Agata Diduszko-Zyglewska - członek zespołu "Krytyki Politycznej", feministka i lewaczka - została przewodniczącą Komisji Kultury i Promocji Miasta Rady Warszawy. Mąż Diduszko, Wojciech, zasłynął jako osoba udająca nieprzytomnego demonstranta podczas "ciamajdanu" przed Sejmem w 2016 r.
"Przegłosowane, więc ogłaszam oficjalnie, że zostałam przewodniczącą Komisji Kultury i Promocji Miasta Rady Warszawy" - obwieściła na Twitterze Agata Diduszko-Zyglewska.
Kim jest osoba odpowiadająca u Rafała Trzaskowskiego za kulturę? Diduszko-Zyglewska to skrajnie lewicowa feministka, od 2012 r. członek zespołu "Krytyki Politycznej". Współpracuje z „Gazetą Wyborczą”, jest autorką i prowadzącą feministycznego programu satyrycznego „Przy Kawie o Sprawie”. Chwali się też tym, że jest "współtwórczynią" mapy kościelnej pedofilii w Polsce. Przed 11 listopada chwaliła decyzję Hanny Gronkiewicz-Waltz o zakazie Marszu Niepodległości (potem uchylonej przez sądy).
Mąż nowej szefowej Komisji Kultury, Wojciech Diduszko, stał się gwiazdą mediów w 2016 r. To właśnie wtedy Platforma Obywatelska opublikowała spot, w którym widać leżącego mężczyznę podczas manifestacji wokół Sejmu. Scena była tak zmontowana, aby pokazać, jak brutalna władza rządzi teraz Polską. Diduszko wyglądał na nieprzytomnego. Jednak kilka wcześniejszych klatek wycięto. Dopiero tam widać, jak mężczyzna kładzie się na ulicy. Po chwili wstaje, jak gdyby nigdy nic, i gdzieś telefonuje.Pod wpisem Diduszko-Zyglewskiej o nowym "stołku" w warszawskim ratuszu już pojawiły się prześmiewcze komentarze:
Czy będzie pomnik zmarłego tragicznie męża?
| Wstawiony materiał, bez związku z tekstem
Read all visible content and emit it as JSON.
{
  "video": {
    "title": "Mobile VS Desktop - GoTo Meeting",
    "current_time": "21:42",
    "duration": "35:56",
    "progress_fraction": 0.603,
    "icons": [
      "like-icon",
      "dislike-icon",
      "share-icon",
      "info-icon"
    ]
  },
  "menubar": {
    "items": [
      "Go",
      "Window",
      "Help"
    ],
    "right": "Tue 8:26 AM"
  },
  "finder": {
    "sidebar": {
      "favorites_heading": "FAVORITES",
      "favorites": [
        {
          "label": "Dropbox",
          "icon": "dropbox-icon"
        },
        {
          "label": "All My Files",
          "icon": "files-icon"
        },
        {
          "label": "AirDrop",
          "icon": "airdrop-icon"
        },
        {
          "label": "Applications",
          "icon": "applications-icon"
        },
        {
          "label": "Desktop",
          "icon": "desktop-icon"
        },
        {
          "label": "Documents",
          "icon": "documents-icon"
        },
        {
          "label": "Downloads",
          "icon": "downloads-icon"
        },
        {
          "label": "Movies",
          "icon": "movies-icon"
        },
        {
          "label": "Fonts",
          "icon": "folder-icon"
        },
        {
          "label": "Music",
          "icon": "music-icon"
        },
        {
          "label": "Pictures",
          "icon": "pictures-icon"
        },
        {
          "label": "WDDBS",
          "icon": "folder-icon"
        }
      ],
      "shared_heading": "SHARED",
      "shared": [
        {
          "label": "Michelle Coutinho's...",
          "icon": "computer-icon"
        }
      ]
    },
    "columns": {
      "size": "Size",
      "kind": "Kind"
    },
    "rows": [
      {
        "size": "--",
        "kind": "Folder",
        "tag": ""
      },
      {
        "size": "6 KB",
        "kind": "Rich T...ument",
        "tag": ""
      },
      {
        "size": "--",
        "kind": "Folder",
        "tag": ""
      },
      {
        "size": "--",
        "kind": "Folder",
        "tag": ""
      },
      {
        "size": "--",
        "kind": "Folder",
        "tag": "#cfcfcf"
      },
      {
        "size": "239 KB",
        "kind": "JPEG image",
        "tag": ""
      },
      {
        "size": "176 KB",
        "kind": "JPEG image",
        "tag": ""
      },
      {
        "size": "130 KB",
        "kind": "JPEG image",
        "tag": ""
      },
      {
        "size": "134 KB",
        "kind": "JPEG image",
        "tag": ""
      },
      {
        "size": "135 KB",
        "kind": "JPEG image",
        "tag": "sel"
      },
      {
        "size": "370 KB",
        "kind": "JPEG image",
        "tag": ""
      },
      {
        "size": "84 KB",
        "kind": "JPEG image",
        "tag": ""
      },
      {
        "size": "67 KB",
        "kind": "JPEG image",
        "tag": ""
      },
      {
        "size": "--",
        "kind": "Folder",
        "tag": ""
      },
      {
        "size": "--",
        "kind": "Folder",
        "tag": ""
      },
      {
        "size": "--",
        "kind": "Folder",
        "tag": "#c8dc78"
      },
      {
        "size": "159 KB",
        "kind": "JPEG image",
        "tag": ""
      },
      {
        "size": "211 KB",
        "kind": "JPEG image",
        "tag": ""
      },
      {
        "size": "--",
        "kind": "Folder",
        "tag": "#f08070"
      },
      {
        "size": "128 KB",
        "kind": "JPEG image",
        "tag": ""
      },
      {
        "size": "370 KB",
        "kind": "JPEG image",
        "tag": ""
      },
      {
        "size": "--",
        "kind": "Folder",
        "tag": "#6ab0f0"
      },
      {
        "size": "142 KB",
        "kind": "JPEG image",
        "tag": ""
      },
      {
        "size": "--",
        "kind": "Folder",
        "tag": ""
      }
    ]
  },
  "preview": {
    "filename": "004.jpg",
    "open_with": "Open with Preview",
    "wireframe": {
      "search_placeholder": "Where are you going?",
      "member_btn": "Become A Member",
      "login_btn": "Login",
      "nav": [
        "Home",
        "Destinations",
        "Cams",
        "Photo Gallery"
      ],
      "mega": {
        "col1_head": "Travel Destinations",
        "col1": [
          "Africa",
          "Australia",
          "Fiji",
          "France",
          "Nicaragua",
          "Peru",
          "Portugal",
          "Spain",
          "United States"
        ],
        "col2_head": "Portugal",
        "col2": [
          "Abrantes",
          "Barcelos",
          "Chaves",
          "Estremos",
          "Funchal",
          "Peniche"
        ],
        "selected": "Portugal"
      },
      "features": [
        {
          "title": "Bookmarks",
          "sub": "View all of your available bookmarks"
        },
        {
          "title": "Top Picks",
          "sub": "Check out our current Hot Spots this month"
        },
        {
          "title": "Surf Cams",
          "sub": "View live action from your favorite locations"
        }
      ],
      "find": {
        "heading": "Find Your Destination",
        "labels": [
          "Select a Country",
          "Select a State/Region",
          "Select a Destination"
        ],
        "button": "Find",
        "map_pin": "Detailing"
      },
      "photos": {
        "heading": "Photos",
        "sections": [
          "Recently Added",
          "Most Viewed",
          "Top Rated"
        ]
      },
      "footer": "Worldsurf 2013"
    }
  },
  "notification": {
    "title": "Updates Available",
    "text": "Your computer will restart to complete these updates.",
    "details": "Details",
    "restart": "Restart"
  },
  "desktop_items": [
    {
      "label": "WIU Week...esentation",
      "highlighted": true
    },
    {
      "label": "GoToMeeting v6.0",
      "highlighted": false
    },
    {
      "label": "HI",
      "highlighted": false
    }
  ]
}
— Wojtek PL?️ (@Se_szol) 22 listopada 2018
Św. Diduszko patron Warszawy - męczennik w walce o demokrację i konstytucję. Zmartwychwstały po minucie.
— Wojtek PL?️ (@Se_szol) 22 listopada 2018
Jeszcze raz proszę przyjąć kondolencje z powodu zabicia męża w czasie pamiętnego grudniowego puczu. Musi być Pani ciężko samej.
— Bernard (@Bernard_pl) 22 listopada 2018
To teraz mąż będzie mógł dostać jakąś kasę za udawanie trupa na ulicy? Podciągnie się pod sztukę? Kulturę? I Promocje?